# need some gills in northeast Ohio



## kamikazil (Jul 11, 2009)

Any one know where I can get some gills for my kids, I was told they will stay moving on clear to breed soon but no one knows where I can get to them from shore.


----------



## williamjr27 (Sep 26, 2013)

Spencer lake, crappie too. Use a green trout worm with bobber and split shot. Cast with slow retrieve Kills them!

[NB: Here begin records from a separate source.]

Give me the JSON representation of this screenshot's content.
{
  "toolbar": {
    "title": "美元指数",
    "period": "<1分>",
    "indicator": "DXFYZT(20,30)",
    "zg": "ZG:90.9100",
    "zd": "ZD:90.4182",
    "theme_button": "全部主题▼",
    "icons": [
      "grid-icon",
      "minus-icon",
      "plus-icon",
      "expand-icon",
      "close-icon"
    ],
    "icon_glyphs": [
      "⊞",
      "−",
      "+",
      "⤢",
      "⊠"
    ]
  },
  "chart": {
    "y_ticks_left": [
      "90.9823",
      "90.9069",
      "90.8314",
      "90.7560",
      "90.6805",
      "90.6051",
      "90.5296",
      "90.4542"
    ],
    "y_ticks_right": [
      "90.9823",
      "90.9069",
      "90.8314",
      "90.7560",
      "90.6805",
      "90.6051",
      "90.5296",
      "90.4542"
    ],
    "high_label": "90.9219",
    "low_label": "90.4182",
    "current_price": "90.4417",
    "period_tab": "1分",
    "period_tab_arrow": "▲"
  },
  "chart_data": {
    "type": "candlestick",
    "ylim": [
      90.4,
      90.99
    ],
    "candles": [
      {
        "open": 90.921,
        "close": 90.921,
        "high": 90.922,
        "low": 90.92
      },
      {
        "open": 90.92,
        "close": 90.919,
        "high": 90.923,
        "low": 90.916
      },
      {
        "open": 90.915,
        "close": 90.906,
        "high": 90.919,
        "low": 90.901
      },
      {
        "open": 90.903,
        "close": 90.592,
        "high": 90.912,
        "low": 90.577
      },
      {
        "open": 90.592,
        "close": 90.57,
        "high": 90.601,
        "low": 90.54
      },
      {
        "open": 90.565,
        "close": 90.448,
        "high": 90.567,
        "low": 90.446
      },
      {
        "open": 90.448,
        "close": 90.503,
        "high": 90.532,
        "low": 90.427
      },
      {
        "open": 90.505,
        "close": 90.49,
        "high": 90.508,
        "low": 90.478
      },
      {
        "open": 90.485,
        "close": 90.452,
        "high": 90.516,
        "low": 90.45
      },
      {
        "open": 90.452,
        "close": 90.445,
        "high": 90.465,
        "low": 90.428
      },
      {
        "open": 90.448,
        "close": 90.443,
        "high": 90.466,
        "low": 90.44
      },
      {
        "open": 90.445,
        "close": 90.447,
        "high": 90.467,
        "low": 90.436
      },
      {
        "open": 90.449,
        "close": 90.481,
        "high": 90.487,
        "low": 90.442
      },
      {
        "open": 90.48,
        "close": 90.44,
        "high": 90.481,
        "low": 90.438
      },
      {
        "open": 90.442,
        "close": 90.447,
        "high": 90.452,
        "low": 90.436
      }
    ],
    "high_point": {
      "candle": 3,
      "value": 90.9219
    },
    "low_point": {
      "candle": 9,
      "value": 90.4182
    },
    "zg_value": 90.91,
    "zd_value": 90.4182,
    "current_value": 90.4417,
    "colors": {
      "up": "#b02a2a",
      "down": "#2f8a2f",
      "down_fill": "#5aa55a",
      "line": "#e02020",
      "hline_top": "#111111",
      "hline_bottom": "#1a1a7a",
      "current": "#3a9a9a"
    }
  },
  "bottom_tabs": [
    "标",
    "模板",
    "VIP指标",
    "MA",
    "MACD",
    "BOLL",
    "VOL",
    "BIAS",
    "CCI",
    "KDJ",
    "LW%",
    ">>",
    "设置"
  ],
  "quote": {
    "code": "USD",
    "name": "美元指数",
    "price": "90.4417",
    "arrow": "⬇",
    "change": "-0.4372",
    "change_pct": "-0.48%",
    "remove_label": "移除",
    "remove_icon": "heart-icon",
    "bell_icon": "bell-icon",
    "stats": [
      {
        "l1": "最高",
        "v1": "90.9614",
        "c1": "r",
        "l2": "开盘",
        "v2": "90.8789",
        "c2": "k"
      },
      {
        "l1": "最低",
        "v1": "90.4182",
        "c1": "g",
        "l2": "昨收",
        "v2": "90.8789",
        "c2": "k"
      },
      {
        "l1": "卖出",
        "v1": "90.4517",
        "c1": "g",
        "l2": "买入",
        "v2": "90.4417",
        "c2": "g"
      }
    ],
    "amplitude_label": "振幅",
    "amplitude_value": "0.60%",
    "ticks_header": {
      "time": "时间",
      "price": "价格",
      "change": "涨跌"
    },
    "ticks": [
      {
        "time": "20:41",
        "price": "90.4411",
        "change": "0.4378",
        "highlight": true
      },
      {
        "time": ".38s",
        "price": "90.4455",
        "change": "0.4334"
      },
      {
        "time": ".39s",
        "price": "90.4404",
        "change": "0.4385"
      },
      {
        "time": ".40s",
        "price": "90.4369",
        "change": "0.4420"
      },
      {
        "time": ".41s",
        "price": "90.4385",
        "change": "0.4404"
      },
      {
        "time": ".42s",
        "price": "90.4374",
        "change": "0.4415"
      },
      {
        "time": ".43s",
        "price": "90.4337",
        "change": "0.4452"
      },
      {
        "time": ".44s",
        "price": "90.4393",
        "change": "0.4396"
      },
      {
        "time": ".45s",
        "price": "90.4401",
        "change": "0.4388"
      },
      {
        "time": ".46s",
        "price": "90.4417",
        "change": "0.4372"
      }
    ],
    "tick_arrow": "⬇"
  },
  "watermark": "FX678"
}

Sent from my LG-LS970 using Ohub Campfire mobile app


----------



## kamikazil (Jul 11, 2009)

williamjr27 said:


> Spencer lake, crappie too. Use a green trout worm with bobber and split shot. Cast with slow retrieve Kills them!
> 
> Sent from my LG-LS970 using Ohub Campfire mobile app


thanks, is a green trout worm same as the nitro worms?


----------



## williamjr27 (Sep 26, 2013)

These are not live bait, I believe Berkley makes them? I get them from gander mountain, dicks and Wal-Mart do not carry them. I'll post a pic later if I can,

Sent from my LG-LS970 using Ohub Campfire mobile app


----------



## kamikazil (Jul 11, 2009)

williamjr27 said:


> These are not live bait, I believe Berkley makes them? I get them from gander mountain, dicks and Wal-Mart do not carry them. I'll post a pic later if I can,
> 
> Sent from my LG-LS970 using Ohub Campfire mobile app


Ok figured out what they are but what size and brand?


----------



## williamjr27 (Sep 26, 2013)

Sent from my LG-LS970 using Ohub Campfire mobile app


----------



## williamjr27 (Sep 26, 2013)

They come as one long piece, break them off where they become narrow.

Sent from my LG-LS970 using Ohub Campfire mobile app


----------



## kamikazil (Jul 11, 2009)

williamjr27 said:


> Sent from my LG-LS970 using Ohub Campfire mobile app


Thank you, since I'm such a newb with those what size hooks do you use. I'm going to hit spencer some time this weekend.


----------



## williamjr27 (Sep 26, 2013)

Either a #6 or #8. I hook them just like a jig. Fish parallel with the bank for Big ones

Sent from my LG-LS970 using Ohub Campfire mobile app


----------



## StarkFisherman (May 17, 2008)

Aside from Nimi and Mogadore, are there anymore lakes around with high population gills along with size?


----------



## GasFish26 (Aug 15, 2012)

Try boettler park 

Long lake

Spencer lake 


Posted using Outdoor Hub Campfire


----------



## ohiotuber (Apr 15, 2004)

Here's a little "diamond" for you.
Medina County Parks have 2 locations that have each yielded 11 inchers for me along with a decent number of 9" plus 'gills... River Styx Park between Wadsworth & Medina, and Hubbard Valley off Rt 3 just north off new 224. All my 'gills in both lakes have been caught from shore.

Hint for River Styx...when the grass carp move through an area, have a smoke or drink after they move on, then fish that area where they have rustled up a lot of "bluegill feed" out of those weed beds they just plowed through. That has always worked for me. Good luck!

Mike


----------